弔うチンパンジー 哀悼の意味をチンパンジーに学ぶ

 

2010-05-29 | 社会カメルーンでも観察 「弔うチンパンジー」

中日新聞2010年5月29日 夕刊

 ドロシーの死をロープ越しに弔うチンパンジーたち=2008年9月、カメルーンのチンパンジー救援センターで(ボランティアスタッフのモニカ・シュズピダーさん撮影、ソレント社提供)

 静まり返り、亡骸(なきがら)をじっと見守る仲間たち−。京都大霊長類研究所(愛知県犬山市)の調査で話題を呼んだ、アフリカ西部ギニアの「弔うチンパンジー」。アフリカ中部のカメルーンでも、あるチンパンジーの死に衝撃を受ける群れの様子が観察されていた。群れの中の孤児をわが子のように育て、尊敬を集めていた雌「ドロシー」。仲間たちはその死を深く悼んでいた。

 これはカメルーン中央部にあるサナガヨング・チンパンジー救援センターで一昨年9月に起きた出来事で、シェリ・スピード所長(51)が今月取材に応じた。

 スピード所長によると、ドロシーは25年前に母親とともに密猟に遭い、母親は殺された。ドロシーは遊園地で鎖につながれ、ビールを飲んだりたばこを吸ったりする芸をさせられているところを、2000年に保護されて来た。

 センターにはチンパンジー約70頭が保護されており、複数の群れをつくっていた。長年の虐待で体調を崩していたドロシーは初め、周りからいじめられ、一緒に保護されてきた雌の「ナマ」に守ってもらう存在だった。

 しかし、2年後に転機が訪れた。センターが一番大きな群れにいた2歳半の雄の孤児「ブブール」の面倒をみるよう仕向けると、ドロシーは自分の息子のようにかわいがり、いつも一緒にいた。ブブールが自分より大きくなっても、けんかをすると体を張って止めに入った。

 チンパンジーの世界では、子育てをする雌は敬われるといい、ドロシーは群れの中で存在感を増し、仲間にも優しく接するので、みんなから好かれるようになった。

 一昨年9月、チンパンジーでは高齢となる40代になっていたドロシーが心臓の病気で死ぬと、センターでこれまでなかった情景が見られた。眠りから覚まそうとするかのように彼女の体を揺すって離れようとしないナマ。群れのリーダーは地面に倒れ込み、咆哮(ほうこう)した。

 ドロシーはセンターに出入りする地元の人たちからも愛されていた。死んだと聞いて集まって来る人のために、センターは葬式を計画したが、そこで、思わぬことが起きた。所長が一輪車にドロシーを乗せてセンターの外に運び出すと、ロープ越しに数十頭の仲間が次々に近寄ってきた。
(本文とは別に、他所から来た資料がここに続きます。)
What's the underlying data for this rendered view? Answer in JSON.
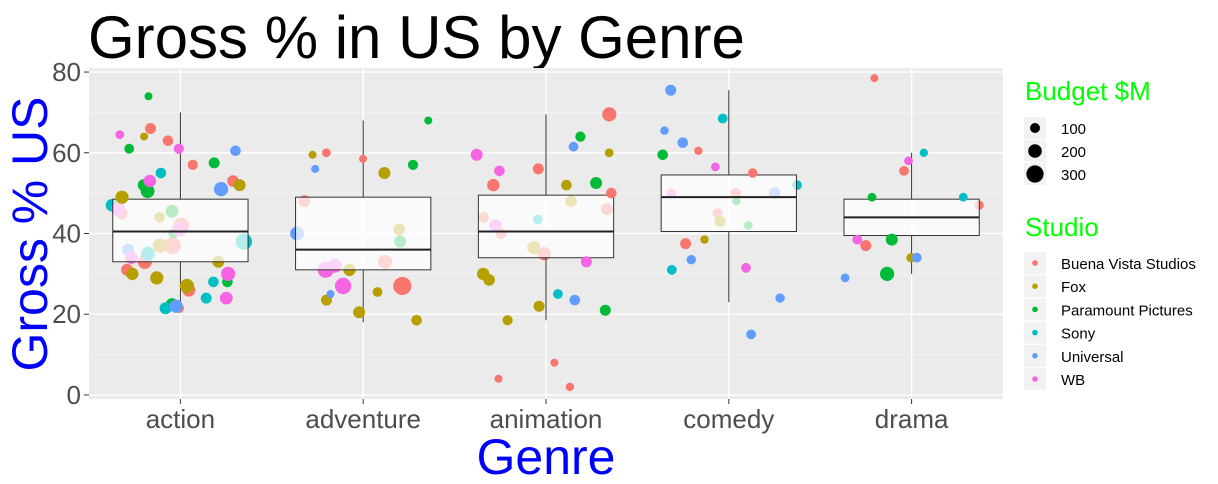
{
  "chart_data": {
    "type": "scatter",
    "title": "Gross % in US by Genre",
    "xlabel": "Genre",
    "ylabel": "Gross % US",
    "categories": [
      "action",
      "adventure",
      "animation",
      "comedy",
      "drama"
    ],
    "ylim": [
      -1,
      81
    ],
    "yticks": [
      0,
      20,
      40,
      60,
      80
    ],
    "grid": true,
    "legend_position": "right",
    "size_legend": {
      "title": "Budget $M",
      "entries": [
        {
          "label": "100",
          "value": 100
        },
        {
          "label": "200",
          "value": 200
        },
        {
          "label": "300",
          "value": 300
        }
      ]
    },
    "color_legend": {
      "title": "Studio",
      "entries": [
        {
          "label": "Buena Vista Studios",
          "color": "#F8766D"
        },
        {
          "label": "Fox",
          "color": "#B79F00"
        },
        {
          "label": "Paramount Pictures",
          "color": "#00BA38"
        },
        {
          "label": "Sony",
          "color": "#00BFC4"
        },
        {
          "label": "Universal",
          "color": "#619CFF"
        },
        {
          "label": "WB",
          "color": "#F564E3"
        }
      ]
    },
    "boxplots": [
      {
        "category": "action",
        "whisker_low": 21,
        "q1": 33,
        "median": 40.5,
        "q3": 48.5,
        "whisker_high": 70
      },
      {
        "category": "adventure",
        "whisker_low": 18,
        "q1": 31,
        "median": 36,
        "q3": 49,
        "whisker_high": 68
      },
      {
        "category": "animation",
        "whisker_low": 18.5,
        "q1": 34,
        "median": 40.5,
        "q3": 49.5,
        "whisker_high": 69.5
      },
      {
        "category": "comedy",
        "whisker_low": 23,
        "q1": 40.5,
        "median": 49,
        "q3": 54.5,
        "whisker_high": 75.5
      },
      {
        "category": "drama",
        "whisker_low": 30,
        "q1": 39.5,
        "median": 44,
        "q3": 48.5,
        "whisker_high": 60
      }
    ],
    "series": [
      {
        "name": "Buena Vista Studios",
        "points": [
          {
            "x": "action",
            "y": 21.5,
            "budget": 100
          },
          {
            "x": "action",
            "y": 26,
            "budget": 180
          },
          {
            "x": "action",
            "y": 31,
            "budget": 150
          },
          {
            "x": "action",
            "y": 33,
            "budget": 200
          },
          {
            "x": "action",
            "y": 37,
            "budget": 260
          },
          {
            "x": "action",
            "y": 42,
            "budget": 230
          },
          {
            "x": "action",
            "y": 45,
            "budget": 150
          },
          {
            "x": "action",
            "y": 53,
            "budget": 140
          },
          {
            "x": "action",
            "y": 57,
            "budget": 110
          },
          {
            "x": "action",
            "y": 63,
            "budget": 120
          },
          {
            "x": "action",
            "y": 66,
            "budget": 130
          },
          {
            "x": "adventure",
            "y": 27,
            "budget": 290
          },
          {
            "x": "adventure",
            "y": 33,
            "budget": 200
          },
          {
            "x": "adventure",
            "y": 48,
            "budget": 150
          },
          {
            "x": "adventure",
            "y": 58.5,
            "budget": 60
          },
          {
            "x": "adventure",
            "y": 60,
            "budget": 80
          },
          {
            "x": "animation",
            "y": 2,
            "budget": 70
          },
          {
            "x": "animation",
            "y": 4,
            "budget": 60
          },
          {
            "x": "animation",
            "y": 8,
            "budget": 60
          },
          {
            "x": "animation",
            "y": 35,
            "budget": 180
          },
          {
            "x": "animation",
            "y": 40,
            "budget": 130
          },
          {
            "x": "animation",
            "y": 44,
            "budget": 120
          },
          {
            "x": "animation",
            "y": 46,
            "budget": 150
          },
          {
            "x": "animation",
            "y": 50,
            "budget": 120
          },
          {
            "x": "animation",
            "y": 52,
            "budget": 160
          },
          {
            "x": "animation",
            "y": 56,
            "budget": 130
          },
          {
            "x": "animation",
            "y": 69.5,
            "budget": 200
          },
          {
            "x": "comedy",
            "y": 37.5,
            "budget": 130
          },
          {
            "x": "comedy",
            "y": 45,
            "budget": 110
          },
          {
            "x": "comedy",
            "y": 50,
            "budget": 120
          },
          {
            "x": "comedy",
            "y": 55,
            "budget": 90
          },
          {
            "x": "comedy",
            "y": 60.5,
            "budget": 70
          },
          {
            "x": "drama",
            "y": 37,
            "budget": 130
          },
          {
            "x": "drama",
            "y": 47,
            "budget": 90
          },
          {
            "x": "drama",
            "y": 55.5,
            "budget": 100
          },
          {
            "x": "drama",
            "y": 78.5,
            "budget": 60
          }
        ]
      },
      {
        "name": "Fox",
        "points": [
          {
            "x": "action",
            "y": 27,
            "budget": 200
          },
          {
            "x": "action",
            "y": 29,
            "budget": 180
          },
          {
            "x": "action",
            "y": 30,
            "budget": 160
          },
          {
            "x": "action",
            "y": 33,
            "budget": 150
          },
          {
            "x": "action",
            "y": 37,
            "budget": 200
          },
          {
            "x": "action",
            "y": 44,
            "budget": 120
          },
          {
            "x": "action",
            "y": 49,
            "budget": 180
          },
          {
            "x": "action",
            "y": 52,
            "budget": 150
          },
          {
            "x": "action",
            "y": 64,
            "budget": 60
          },
          {
            "x": "adventure",
            "y": 18.5,
            "budget": 120
          },
          {
            "x": "adventure",
            "y": 20.5,
            "budget": 150
          },
          {
            "x": "adventure",
            "y": 23.5,
            "budget": 130
          },
          {
            "x": "adventure",
            "y": 25.5,
            "budget": 100
          },
          {
            "x": "adventure",
            "y": 31,
            "budget": 160
          },
          {
            "x": "adventure",
            "y": 41,
            "budget": 140
          },
          {
            "x": "adventure",
            "y": 55,
            "budget": 150
          },
          {
            "x": "adventure",
            "y": 59.5,
            "budget": 60
          },
          {
            "x": "animation",
            "y": 18.5,
            "budget": 110
          },
          {
            "x": "animation",
            "y": 22,
            "budget": 130
          },
          {
            "x": "animation",
            "y": 28.5,
            "budget": 140
          },
          {
            "x": "animation",
            "y": 30,
            "budget": 160
          },
          {
            "x": "animation",
            "y": 36.5,
            "budget": 180
          },
          {
            "x": "animation",
            "y": 48,
            "budget": 140
          },
          {
            "x": "animation",
            "y": 52,
            "budget": 120
          },
          {
            "x": "animation",
            "y": 60,
            "budget": 80
          },
          {
            "x": "comedy",
            "y": 38.5,
            "budget": 70
          },
          {
            "x": "comedy",
            "y": 43,
            "budget": 130
          },
          {
            "x": "drama",
            "y": 34,
            "budget": 90
          }
        ]
      },
      {
        "name": "Paramount Pictures",
        "points": [
          {
            "x": "action",
            "y": 22.5,
            "budget": 150
          },
          {
            "x": "action",
            "y": 28,
            "budget": 120
          },
          {
            "x": "action",
            "y": 40,
            "budget": 110
          },
          {
            "x": "action",
            "y": 45.5,
            "budget": 170
          },
          {
            "x": "action",
            "y": 50.5,
            "budget": 190
          },
          {
            "x": "action",
            "y": 52,
            "budget": 150
          },
          {
            "x": "action",
            "y": 57.5,
            "budget": 130
          },
          {
            "x": "action",
            "y": 61,
            "budget": 100
          },
          {
            "x": "action",
            "y": 74,
            "budget": 60
          },
          {
            "x": "adventure",
            "y": 38,
            "budget": 150
          },
          {
            "x": "adventure",
            "y": 57,
            "budget": 110
          },
          {
            "x": "adventure",
            "y": 68,
            "budget": 60
          },
          {
            "x": "animation",
            "y": 21,
            "budget": 130
          },
          {
            "x": "animation",
            "y": 52.5,
            "budget": 150
          },
          {
            "x": "animation",
            "y": 64,
            "budget": 110
          },
          {
            "x": "comedy",
            "y": 42,
            "budget": 80
          },
          {
            "x": "comedy",
            "y": 48,
            "budget": 70
          },
          {
            "x": "comedy",
            "y": 59.5,
            "budget": 120
          },
          {
            "x": "drama",
            "y": 30,
            "budget": 200
          },
          {
            "x": "drama",
            "y": 38.5,
            "budget": 150
          },
          {
            "x": "drama",
            "y": 49,
            "budget": 80
          }
        ]
      },
      {
        "name": "Sony",
        "points": [
          {
            "x": "action",
            "y": 21.5,
            "budget": 150
          },
          {
            "x": "action",
            "y": 24,
            "budget": 130
          },
          {
            "x": "action",
            "y": 28,
            "budget": 120
          },
          {
            "x": "action",
            "y": 35,
            "budget": 190
          },
          {
            "x": "action",
            "y": 38,
            "budget": 250
          },
          {
            "x": "action",
            "y": 47,
            "budget": 160
          },
          {
            "x": "action",
            "y": 55,
            "budget": 120
          },
          {
            "x": "animation",
            "y": 25,
            "budget": 100
          },
          {
            "x": "animation",
            "y": 43.5,
            "budget": 100
          },
          {
            "x": "comedy",
            "y": 31,
            "budget": 100
          },
          {
            "x": "comedy",
            "y": 52,
            "budget": 100
          },
          {
            "x": "comedy",
            "y": 68.5,
            "budget": 100
          },
          {
            "x": "drama",
            "y": 49,
            "budget": 80
          },
          {
            "x": "drama",
            "y": 60,
            "budget": 70
          }
        ]
      },
      {
        "name": "Universal",
        "points": [
          {
            "x": "action",
            "y": 22,
            "budget": 180
          },
          {
            "x": "action",
            "y": 36,
            "budget": 150
          },
          {
            "x": "action",
            "y": 51,
            "budget": 200
          },
          {
            "x": "action",
            "y": 60.5,
            "budget": 120
          },
          {
            "x": "adventure",
            "y": 25,
            "budget": 60
          },
          {
            "x": "adventure",
            "y": 40,
            "budget": 190
          },
          {
            "x": "adventure",
            "y": 56,
            "budget": 60
          },
          {
            "x": "animation",
            "y": 23.5,
            "budget": 120
          },
          {
            "x": "animation",
            "y": 61.5,
            "budget": 100
          },
          {
            "x": "comedy",
            "y": 15,
            "budget": 100
          },
          {
            "x": "comedy",
            "y": 24,
            "budget": 90
          },
          {
            "x": "comedy",
            "y": 33.5,
            "budget": 90
          },
          {
            "x": "comedy",
            "y": 50,
            "budget": 140
          },
          {
            "x": "comedy",
            "y": 62.5,
            "budget": 120
          },
          {
            "x": "comedy",
            "y": 65.5,
            "budget": 70
          },
          {
            "x": "comedy",
            "y": 75.5,
            "budget": 130
          },
          {
            "x": "drama",
            "y": 29,
            "budget": 80
          },
          {
            "x": "drama",
            "y": 34,
            "budget": 100
          }
        ]
      },
      {
        "name": "WB",
        "points": [
          {
            "x": "action",
            "y": 24,
            "budget": 170
          },
          {
            "x": "action",
            "y": 30,
            "budget": 200
          },
          {
            "x": "action",
            "y": 34,
            "budget": 160
          },
          {
            "x": "action",
            "y": 41,
            "budget": 210
          },
          {
            "x": "action",
            "y": 46,
            "budget": 200
          },
          {
            "x": "action",
            "y": 53,
            "budget": 160
          },
          {
            "x": "action",
            "y": 61,
            "budget": 110
          },
          {
            "x": "action",
            "y": 64.5,
            "budget": 80
          },
          {
            "x": "adventure",
            "y": 27,
            "budget": 250
          },
          {
            "x": "adventure",
            "y": 31,
            "budget": 240
          },
          {
            "x": "adventure",
            "y": 32,
            "budget": 190
          },
          {
            "x": "animation",
            "y": 33,
            "budget": 130
          },
          {
            "x": "animation",
            "y": 42,
            "budget": 160
          },
          {
            "x": "animation",
            "y": 55.5,
            "budget": 120
          },
          {
            "x": "animation",
            "y": 59.5,
            "budget": 150
          },
          {
            "x": "comedy",
            "y": 31.5,
            "budget": 100
          },
          {
            "x": "comedy",
            "y": 50,
            "budget": 90
          },
          {
            "x": "comedy",
            "y": 56.5,
            "budget": 80
          },
          {
            "x": "drama",
            "y": 38.5,
            "budget": 100
          },
          {
            "x": "drama",
            "y": 58,
            "budget": 80
          }
        ]
      }
    ]
  }
}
 いつもはせわしく動き回り、騒がしくしているチンパンジーが沈黙を守っている。じっと彼女を見つめ、埋葬が終わるまで一頭も立ち去らない。もちろん、その中にはブブールの姿もあった。

 スピード所長は「集まってきたチンパンジーのために、できるだけ長い間、ロープ越しに亡骸と一緒にいられるようにした。彼らは明らかにドロシーの死を弔っていた」と振り返った。(ロンドン・有賀信彦)

 【弔うチンパンジー】京都大霊長類研究所の松沢哲郎教授らの国際研究チームが、ギニアの野生チンパンジーの群れで、幼い子どもの死骸(しがい)をミイラになっても持ち続ける事例を3例確認したと米科学誌に発表。松沢教授は「弔いの原点みたいなものではないか」と注目する。

 【チンパンジー密猟問題】サナガヨング・チンパンジー救援センターによると、20世紀初頭アフリカに約200万頭いたチンパンジーは現在15万頭に激減した。原因は密猟で肉が食用として高額で取引される。子どもは密猟の対象でなく、孤児が増えている。カメルーンでは3組織で約220頭を保護している。